When I met the participants in the breakout group I was assigned to, and learned their reasons why they were in the retreat, I was really amazed. Some of them shouldn’t have been there because they got sick the night before the retreat, some have other important things to finish and even others just got off from work in the morning.  But because nothing can hinder God’s plan for them, even before they were in the retreat, they already took the first step of pursuing God. And that’s by choosing to go.

The topics for Module 1 were not new to me already.  They are the basic teachings of Christianity. But at that time, going back to the basic was what I really needed. I had been praying that the participants would just be open to all the messages they will be hearing. And that they will accept God’s Word with all sincerity in their hearts. But I didn’t know that God also gave me a teachable and humble heart. While listening to all the speakers, I felt like I was that person years ago who was just starting to seek God. I was like the participants, very hungry in knowing God more.  It is in the basics that we are reminded why we are doing the things that we are doing right at the moment. I just praise God for the speakers. Not just the ladies in my group, even I, was really blessed and refreshed in their messages.

The Date Night or  I would rather call it Socials Night was really a good way to show to the participants that being a Christian is not boring as it is stereotyped to be. That we also love doing fun things together that would strengthen the relationship and build up one another. And with everyone in their best attires, all would agree, that everyone really had a great night to end their day. And I might just not know, some might have found already their God’s best during that night. Hmmm.. 🙂 Great job to the organizers!

July  22 – Sunday

Just as I was very much overwhelmed (and still am) with how the ladies in my group responded to God’s love, I was also in awe during the baptism.  I don’t know most of the participants who went through baptism.  I may never know their stories, but that day, they told the most important story of their lives. It’s really amazing how God’s love could transform each and every one of us. That day, I felt the heaven rejoicing with us.

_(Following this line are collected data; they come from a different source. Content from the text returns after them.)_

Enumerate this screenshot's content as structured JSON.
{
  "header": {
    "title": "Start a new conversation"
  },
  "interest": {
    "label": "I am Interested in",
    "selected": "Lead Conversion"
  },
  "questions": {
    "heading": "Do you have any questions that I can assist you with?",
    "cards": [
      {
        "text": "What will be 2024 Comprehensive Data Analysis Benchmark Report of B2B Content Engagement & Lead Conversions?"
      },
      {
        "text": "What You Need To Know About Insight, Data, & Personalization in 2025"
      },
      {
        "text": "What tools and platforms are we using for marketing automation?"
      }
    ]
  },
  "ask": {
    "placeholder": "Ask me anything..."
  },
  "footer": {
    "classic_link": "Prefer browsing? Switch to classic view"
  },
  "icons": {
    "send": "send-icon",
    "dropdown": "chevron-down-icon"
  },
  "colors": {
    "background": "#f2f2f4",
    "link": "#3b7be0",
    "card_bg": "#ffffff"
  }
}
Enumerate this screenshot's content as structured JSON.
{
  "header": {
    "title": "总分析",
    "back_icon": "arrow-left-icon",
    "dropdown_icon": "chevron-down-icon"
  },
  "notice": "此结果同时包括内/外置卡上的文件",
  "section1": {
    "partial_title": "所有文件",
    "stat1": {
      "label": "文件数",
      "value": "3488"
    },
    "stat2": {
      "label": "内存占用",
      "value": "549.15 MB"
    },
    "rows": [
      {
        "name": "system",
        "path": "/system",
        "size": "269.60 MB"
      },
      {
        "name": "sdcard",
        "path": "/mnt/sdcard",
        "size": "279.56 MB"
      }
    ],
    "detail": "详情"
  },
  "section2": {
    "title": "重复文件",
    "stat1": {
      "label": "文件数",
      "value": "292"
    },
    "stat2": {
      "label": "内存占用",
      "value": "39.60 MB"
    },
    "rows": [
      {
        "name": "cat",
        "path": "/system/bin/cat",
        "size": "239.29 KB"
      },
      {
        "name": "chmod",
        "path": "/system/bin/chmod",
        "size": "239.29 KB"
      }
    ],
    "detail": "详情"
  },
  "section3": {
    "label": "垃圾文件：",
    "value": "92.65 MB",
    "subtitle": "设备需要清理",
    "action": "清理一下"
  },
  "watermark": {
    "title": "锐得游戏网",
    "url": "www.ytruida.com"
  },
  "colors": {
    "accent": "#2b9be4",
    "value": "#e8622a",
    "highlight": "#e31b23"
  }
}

The theme of the conference is “Pursue Love”.  After learning all about God’s love in the first day, Mr. Glenn Yu’s message, I can say was the best way to end  the conference.  Pursuing God’s love does not end in the conference.  It was really good that he explained why do we need to pursue Love and even made a clear definition of what true love is. It was really a take home.

In those two days, God made me practice humility, total dependence, patience and grace in a different level. Right from the start, God had reminded me already that the event was not about me or about anyone else. It was about Him. It’s His work. And how He would want things to happen, He has the final say because He was the one who planned for it. No sickness nor rain nor technical difficulty nor even people differences can hinder any of His plans for the participants.

God’s plan. God’s implementation. God’s glory.

“If I speak with human eloquence and angelic ecstasy but don’t love, I’m nothing but the creaking of a rusty gate. If I speak God’s Word with power, revealing all his mysteries and making everything plain as day, and if I have faith that says to a mountain, “Jump,” and it jumps, but I don’t love, I’m nothing. If I give everything I own to the poor and even go to the stake to be burned as a martyr, but I don’t love, I’ve gotten nowhere. So, no matter what I say, what I believe, and what I do, I’m bankrupt without love. ” (1 Cor 13:1-7 TheMsg)

– Pepay // Beautifully Waiting.Pursuing Love.

 

3 thoughts on “A Facilitator’s Journal

  1. =))))))))))) ate pepz.. i read it tlga!haha.=) happy to know your experience there.

  2. Hi pepay! Read this just now. How childlike and ladylike your journal is — being in blessed awe like a child and having the maturity of a woman as you speak. To more facilitation, for His glory! 🙂 P.S. I miss you all back there!